When moving rotor in and out, will change the length, \$L\$ which proportional to torque constant and BEMF constant.

As BEMF constant getting smaller, the motor will spin faster but the torque constant has reduced at the same ratio.

From motor power deliver equation

You see that

\$P = \frac{K_\tau v^2 (a-a^2)}{R K_B} \$

As length parameter, L change both \$ K_\tau \$ and \$ K_B \$ with same number so it cancel out it self so power transfer equation still the same but output speed and torque will change equivalent to gear reduction.

From mathematical proove above, the motor still transfer same amount of power theorically.
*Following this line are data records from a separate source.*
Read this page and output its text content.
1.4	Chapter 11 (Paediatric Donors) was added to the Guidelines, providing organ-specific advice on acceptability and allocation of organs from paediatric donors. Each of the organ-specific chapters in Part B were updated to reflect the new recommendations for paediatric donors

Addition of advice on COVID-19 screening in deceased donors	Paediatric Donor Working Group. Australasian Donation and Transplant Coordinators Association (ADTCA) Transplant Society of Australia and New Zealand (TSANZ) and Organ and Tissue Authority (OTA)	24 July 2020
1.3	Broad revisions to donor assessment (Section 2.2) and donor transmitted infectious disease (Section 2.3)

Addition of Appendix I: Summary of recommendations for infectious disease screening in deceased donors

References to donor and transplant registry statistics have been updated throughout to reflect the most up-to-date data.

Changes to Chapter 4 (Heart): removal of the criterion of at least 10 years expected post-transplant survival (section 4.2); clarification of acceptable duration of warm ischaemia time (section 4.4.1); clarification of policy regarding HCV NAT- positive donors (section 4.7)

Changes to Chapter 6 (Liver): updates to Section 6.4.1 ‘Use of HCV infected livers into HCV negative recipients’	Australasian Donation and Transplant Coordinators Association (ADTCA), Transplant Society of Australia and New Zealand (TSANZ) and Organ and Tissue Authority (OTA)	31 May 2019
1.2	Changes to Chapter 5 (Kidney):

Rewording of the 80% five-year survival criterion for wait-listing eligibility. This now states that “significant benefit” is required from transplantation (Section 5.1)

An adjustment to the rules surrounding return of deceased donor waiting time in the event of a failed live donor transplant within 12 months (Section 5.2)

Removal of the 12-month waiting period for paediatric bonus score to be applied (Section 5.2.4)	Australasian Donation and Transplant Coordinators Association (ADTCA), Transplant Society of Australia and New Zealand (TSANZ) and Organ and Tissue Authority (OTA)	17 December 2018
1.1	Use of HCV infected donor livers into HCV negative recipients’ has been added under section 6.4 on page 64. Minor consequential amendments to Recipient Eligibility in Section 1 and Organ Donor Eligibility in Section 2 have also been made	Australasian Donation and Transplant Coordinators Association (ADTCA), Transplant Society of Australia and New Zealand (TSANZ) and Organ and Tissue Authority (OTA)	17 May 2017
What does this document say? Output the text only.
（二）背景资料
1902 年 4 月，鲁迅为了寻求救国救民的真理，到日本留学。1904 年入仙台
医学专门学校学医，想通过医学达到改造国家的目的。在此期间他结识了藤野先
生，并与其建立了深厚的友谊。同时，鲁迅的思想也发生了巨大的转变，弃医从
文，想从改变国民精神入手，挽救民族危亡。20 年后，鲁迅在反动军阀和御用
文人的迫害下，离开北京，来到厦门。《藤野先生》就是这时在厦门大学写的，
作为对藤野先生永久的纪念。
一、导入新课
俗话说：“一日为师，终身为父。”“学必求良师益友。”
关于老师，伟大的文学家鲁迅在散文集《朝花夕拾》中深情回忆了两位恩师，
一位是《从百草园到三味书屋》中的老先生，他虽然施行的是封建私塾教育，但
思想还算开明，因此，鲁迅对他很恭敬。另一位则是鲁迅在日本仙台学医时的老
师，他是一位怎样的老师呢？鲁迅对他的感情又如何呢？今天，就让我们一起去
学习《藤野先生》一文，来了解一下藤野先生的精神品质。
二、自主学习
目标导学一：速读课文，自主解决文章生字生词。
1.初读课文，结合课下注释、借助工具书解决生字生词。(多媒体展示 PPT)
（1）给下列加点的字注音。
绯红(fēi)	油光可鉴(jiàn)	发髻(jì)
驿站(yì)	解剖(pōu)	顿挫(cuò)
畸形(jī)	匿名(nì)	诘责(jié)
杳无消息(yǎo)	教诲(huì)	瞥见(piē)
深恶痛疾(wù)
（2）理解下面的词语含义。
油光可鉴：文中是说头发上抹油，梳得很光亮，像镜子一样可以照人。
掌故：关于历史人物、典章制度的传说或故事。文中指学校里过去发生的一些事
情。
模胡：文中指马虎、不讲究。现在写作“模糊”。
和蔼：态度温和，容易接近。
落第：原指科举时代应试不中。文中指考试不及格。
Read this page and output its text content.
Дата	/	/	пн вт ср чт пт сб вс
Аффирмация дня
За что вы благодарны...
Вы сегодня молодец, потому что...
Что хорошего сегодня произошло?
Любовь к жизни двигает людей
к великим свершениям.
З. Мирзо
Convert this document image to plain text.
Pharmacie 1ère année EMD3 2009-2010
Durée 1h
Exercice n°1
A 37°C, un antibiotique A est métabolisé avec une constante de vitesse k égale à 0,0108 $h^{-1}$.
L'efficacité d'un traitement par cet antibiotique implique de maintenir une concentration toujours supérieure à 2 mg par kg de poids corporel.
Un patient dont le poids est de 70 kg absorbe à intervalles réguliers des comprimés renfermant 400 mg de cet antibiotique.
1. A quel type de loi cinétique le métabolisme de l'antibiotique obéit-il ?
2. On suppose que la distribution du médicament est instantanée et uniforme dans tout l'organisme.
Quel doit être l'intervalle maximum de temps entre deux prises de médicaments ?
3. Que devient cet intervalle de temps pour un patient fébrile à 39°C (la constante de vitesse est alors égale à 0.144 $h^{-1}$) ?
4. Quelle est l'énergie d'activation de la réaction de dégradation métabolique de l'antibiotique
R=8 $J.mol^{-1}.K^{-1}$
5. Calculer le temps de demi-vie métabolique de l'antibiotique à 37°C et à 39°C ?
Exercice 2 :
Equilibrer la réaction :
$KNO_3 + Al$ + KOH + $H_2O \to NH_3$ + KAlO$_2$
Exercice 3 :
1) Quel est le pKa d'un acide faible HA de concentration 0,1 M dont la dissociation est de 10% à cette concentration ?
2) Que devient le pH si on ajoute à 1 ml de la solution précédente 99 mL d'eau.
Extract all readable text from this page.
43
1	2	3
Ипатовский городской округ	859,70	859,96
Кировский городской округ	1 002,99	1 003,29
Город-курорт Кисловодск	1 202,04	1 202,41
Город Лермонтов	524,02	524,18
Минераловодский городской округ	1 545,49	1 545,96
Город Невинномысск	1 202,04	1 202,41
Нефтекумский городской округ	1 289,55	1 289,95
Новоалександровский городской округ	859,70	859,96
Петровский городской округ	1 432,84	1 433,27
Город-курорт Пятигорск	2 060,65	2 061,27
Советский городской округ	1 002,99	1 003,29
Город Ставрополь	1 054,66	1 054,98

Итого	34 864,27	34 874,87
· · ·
For efficiency if you meant "Power effiency", it hard to tell in reallity which loss came from damping friction and ironloss If we consider as "Power transmition efficiency" as how much power we can take form motor, you see it very efficient because it can deliver same amount power as rotor mving plus if we can match bemf constant to maximum power deliver it will deliver power more than normal motor. So I called it more effiecient than motor without this system.

Note: I capture image from my own video but unfortunately, I record it in Thai language.